Twice within the past week I've seen references to "stock" vs. "flow," a distinction that appears to originate in economics and describes the static vs. dynamic aspects of a system.
New York Times columnist Thomas Friedman used the terms in in a column about economic development in China, contrasting how historically what's mattered in economic growth was making the best use of knowledge stocks but now managing a dynamic flow of knowledge is increasingly important.
Robin Sloan blogged about how stock and flow serve as a metaphor for modern media, with the flow of tweets and blog postings being more prominent in media consciousness than substantial works such as books.

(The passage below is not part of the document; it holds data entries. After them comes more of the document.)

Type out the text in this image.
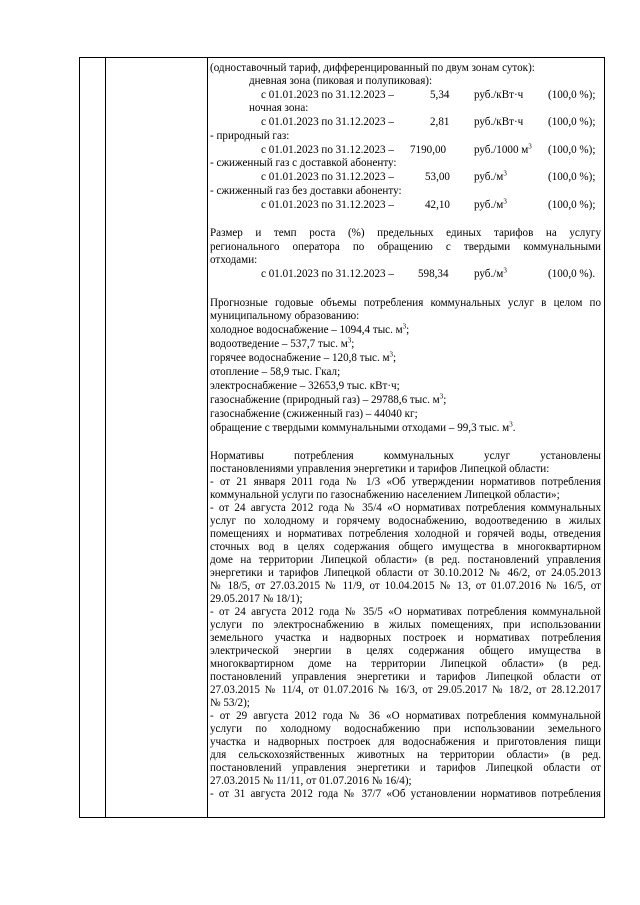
(одноставочный тариф, дифференцированный по двум зонам суток):
дневная зона (пиковая и полупиковая):
с 01.01.2023 по 31.12.2023 –	5,34 руб./кВт·ч (100,0 %);
ночная зона:
с 01.01.2023 по 31.12.2023 –	2,81 руб./кВт·ч (100,0 %);
- природный газ:
с 01.01.2023 по 31.12.2023 – 7190,00	руб./1000 $м^3$ (100,0 %);
- сжиженный газ с доставкой абоненту:
с 01.01.2023 по 31.12.2023 –	53,00 $руб./м^3$	(100,0 %);
- сжиженный газ без доставки абоненту:
с 01.01.2023 по 31.12.2023 –	42,10 $руб./м^3$	(100,0 %);
Размер и темп роста (%) предельных единых тарифов на услугу
регионального оператора по обращению с твердыми коммунальными
отходами:
с 01.01.2023 по 31.12.2023 – 598,34 $руб./м^3$	(100,0 %).
Прогнозные годовые объемы потребления коммунальных услуг в целом по
муниципальному образованию:
холодное водоснабжение – 1094,4 тыс. $м^3$;
водоотведение – 537,7 тыс. $м^3$;
горячее водоснабжение – 120,8 тыс. $м^3$;
отопление – 58,9 тыс. Гкал;
электроснабжение – 32653,9 тыс. кВт·ч;
газоснабжение (природный газ) – 29788,6 тыс. $м^3$;
газоснабжение (сжиженный газ) – 44040 кг;
обращение с твердыми коммунальными отходами – 99,3 тыс. $м^3$.
Нормативы потребления коммунальных услуг установлены
постановлениями управления энергетики и тарифов Липецкой области:
- от 21 января 2011 года № 1/3 «Об утверждении нормативов потребления
коммунальной услуги по газоснабжению населением Липецкой области»;
- от 24 августа 2012 года № 35/4 «О нормативах потребления коммунальных
услуг по холодному и горячему водоснабжению, водоотведению в жилых
помещениях и нормативах потребления холодной и горячей воды, отведения
сточных вод в целях содержания общего имущества в многоквартирном
доме на территории Липецкой области» (в ред. постановлений управления
энергетики и тарифов Липецкой области от 30.10.2012 № 46/2, от 24.05.2013
№ 18/5, от 27.03.2015 № 11/9, от 10.04.2015 № 13, от 01.07.2016 № 16/5, от
29.05.2017 № 18/1);
- от 24 августа 2012 года № 35/5 «О нормативах потребления коммунальной
услуги по электроснабжению в жилых помещениях, при использовании
земельного участка и надворных построек и нормативах потребления
электрической энергии в целях содержания общего имущества в
многоквартирном доме на территории Липецкой области» (в ред.
постановлений управления энергетики и тарифов Липецкой области от
27.03.2015 № 11/4, от 01.07.2016 № 16/3, от 29.05.2017 № 18/2, от 28.12.2017
№ 53/2);
- от 29 августа 2012 года № 36 «О нормативах потребления коммунальной
услуги по холодному водоснабжению при использовании земельного
участка и надворных построек для водоснабжения и приготовления пищи
для сельскохозяйственных животных на территории области» (в ред.
постановлений управления энергетики и тарифов Липецкой области от
27.03.2015 № 11/11, от 01.07.2016 № 16/4);
- от 31 августа 2012 года № 37/7 «Об установлении нормативов потребления
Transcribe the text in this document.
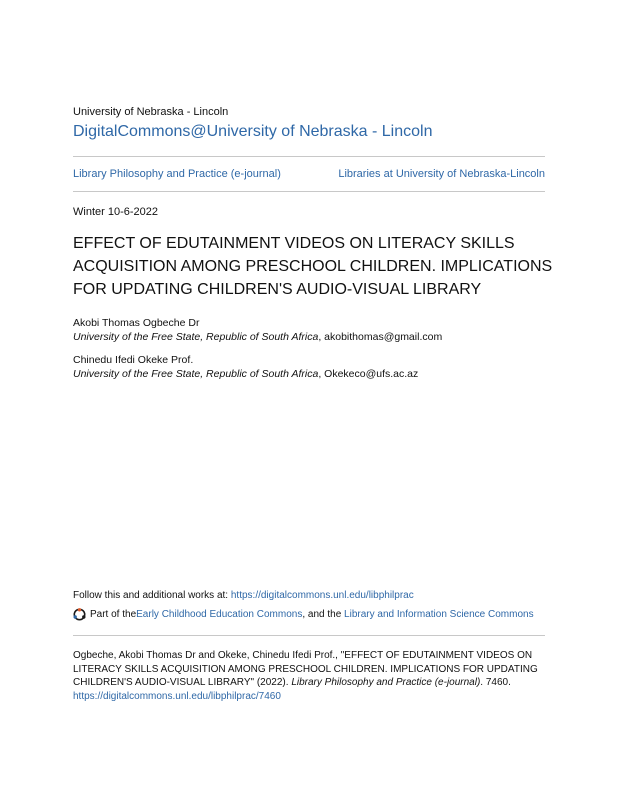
University of Nebraska - Lincoln
DigitalCommons@University of Nebraska - Lincoln
Library Philosophy and Practice (e-journal)	Libraries at University of Nebraska-Lincoln
Winter 10-6-2022
EFFECT OF EDUTAINMENT VIDEOS ON LITERACY SKILLS
ACQUISITION AMONG PRESCHOOL CHILDREN. IMPLICATIONS
FOR UPDATING CHILDREN'S AUDIO-VISUAL LIBRARY
Akobi Thomas Ogbeche Dr
University of the Free State, Republic of South Africa, akobithomas@gmail.com
Chinedu Ifedi Okeke Prof.
University of the Free State, Republic of South Africa, Okekeco@ufs.ac.az
Follow this and additional works at: https://digitalcommons.unl.edu/libphilprac
Part of the Early Childhood Education Commons , and the Library and Information Science Commons
Ogbeche, Akobi Thomas Dr and Okeke, Chinedu Ifedi Prof., "EFFECT OF EDUTAINMENT VIDEOS ON
LITERACY SKILLS ACQUISITION AMONG PRESCHOOL CHILDREN. IMPLICATIONS FOR UPDATING
CHILDREN'S AUDIO-VISUAL LIBRARY" (2022). Library Philosophy and Practice (e-journal). 7460.
https://digitalcommons.unl.edu/libphilprac/7460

Even as she says flow is "ascendant," her view is that stock (the more durable creations) is something "we ignore at our own peril." Both are important and striking a balance of time and attention to creating both is crucial, she says.

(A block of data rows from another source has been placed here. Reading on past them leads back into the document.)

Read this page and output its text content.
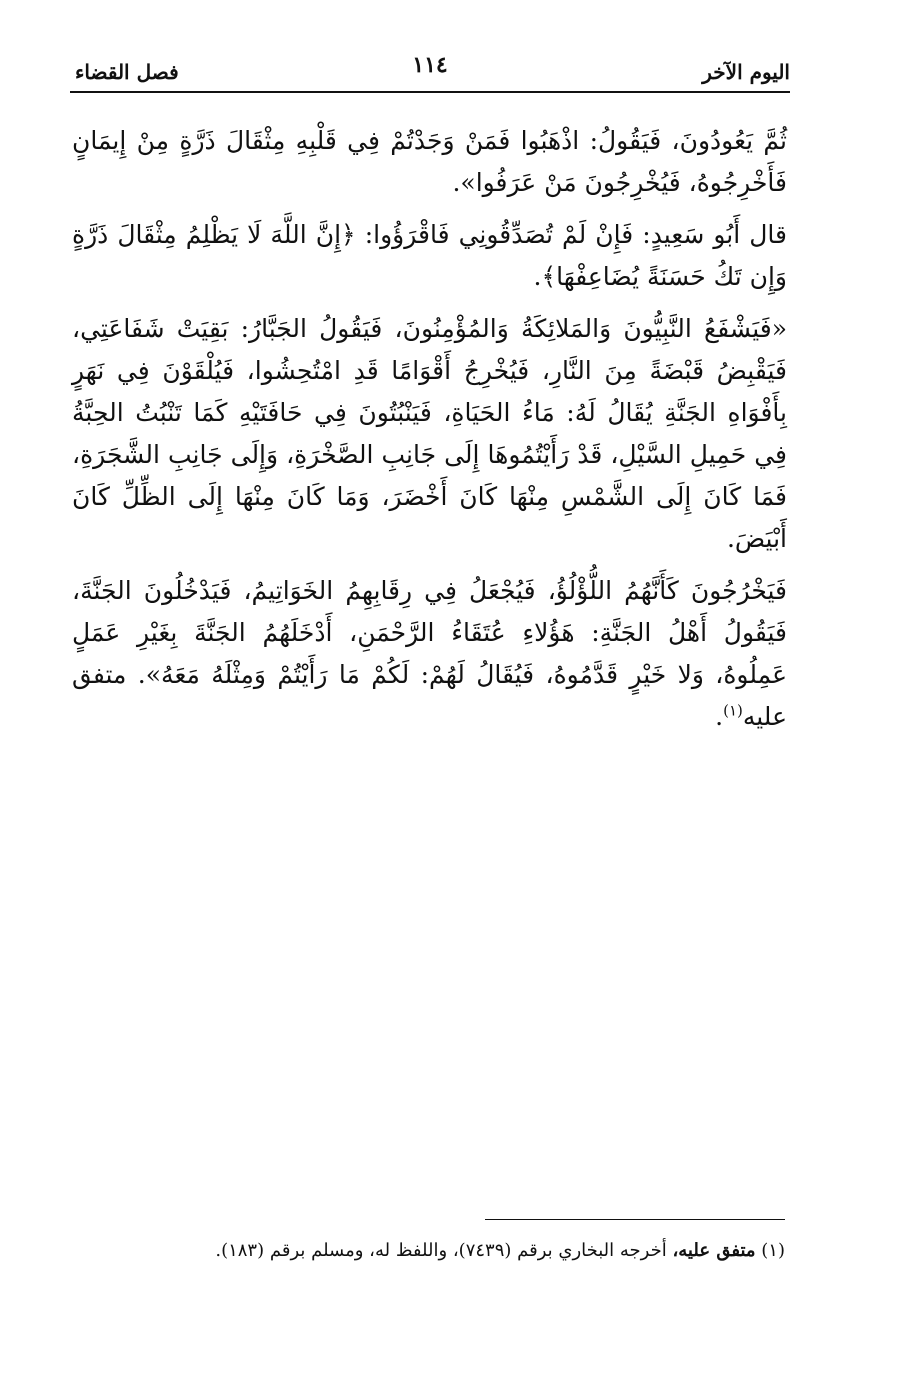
اليوم الآخر
١١٤
فصل القضاء

ثُمَّ يَعُودُونَ، فَيَقُولُ: اذْهَبُوا فَمَنْ وَجَدْتُمْ فِي قَلْبِهِ مِثْقَالَ ذَرَّةٍ مِنْ إِيمَانٍ فَأَخْرِجُوهُ، فَيُخْرِجُونَ مَنْ عَرَفُوا».

قال أَبُو سَعِيدٍ: فَإِنْ لَمْ تُصَدِّقُونِي فَاقْرَؤُوا: ﴿إِنَّ اللَّهَ لَا يَظْلِمُ مِثْقَالَ ذَرَّةٍ وَإِن تَكُ حَسَنَةً يُضَاعِفْهَا﴾.

«فَيَشْفَعُ النَّبِيُّونَ وَالمَلائِكَةُ وَالمُؤْمِنُونَ، فَيَقُولُ الجَبَّارُ: بَقِيَتْ شَفَاعَتِي، فَيَقْبِضُ قَبْضَةً مِنَ النَّارِ، فَيُخْرِجُ أَقْوَامًا قَدِ امْتُحِشُوا، فَيُلْقَوْنَ فِي نَهَرٍ بِأَفْوَاهِ الجَنَّةِ يُقَالُ لَهُ: مَاءُ الحَيَاةِ، فَيَنْبُتُونَ فِي حَافَتَيْهِ كَمَا تَنْبُتُ الحِبَّةُ فِي حَمِيلِ السَّيْلِ، قَدْ رَأَيْتُمُوهَا إِلَى جَانِبِ الصَّخْرَةِ، وَإِلَى جَانِبِ الشَّجَرَةِ، فَمَا كَانَ إِلَى الشَّمْسِ مِنْهَا كَانَ أَخْضَرَ، وَمَا كَانَ مِنْهَا إِلَى الظِّلِّ كَانَ أَبْيَضَ.

فَيَخْرُجُونَ كَأَنَّهُمُ اللُّؤْلُؤُ، فَيُجْعَلُ فِي رِقَابِهِمُ الخَوَاتِيمُ، فَيَدْخُلُونَ الجَنَّةَ، فَيَقُولُ أَهْلُ الجَنَّةِ: هَؤُلاءِ عُتَقَاءُ الرَّحْمَنِ، أَدْخَلَهُمُ الجَنَّةَ بِغَيْرِ عَمَلٍ عَمِلُوهُ، وَلا خَيْرٍ قَدَّمُوهُ، فَيُقَالُ لَهُمْ: لَكُمْ مَا رَأَيْتُمْ وَمِثْلَهُ مَعَهُ». متفق عليه$^{(١)}$.

(١) متفق عليه، أخرجه البخاري برقم (٧٤٣٩)، واللفظ له، ومسلم برقم (١٨٣).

In journalism, especially, flow appears to be ascendant these days, with news tweets, mobile updates, live blogging, aggregation and the like getting so much attention and effort. But the "stock" of journalism is the information that's developed through original, independent reporting -- the vast majority of which comes from mainline news organizations. So much of the flow, especially through the blogosphere, just moves this stock around. But as news organizations shrink, the durable stock of vetted, verified information developed in this way shrinks along with them. As Sloan points out, we ignore this at our peril.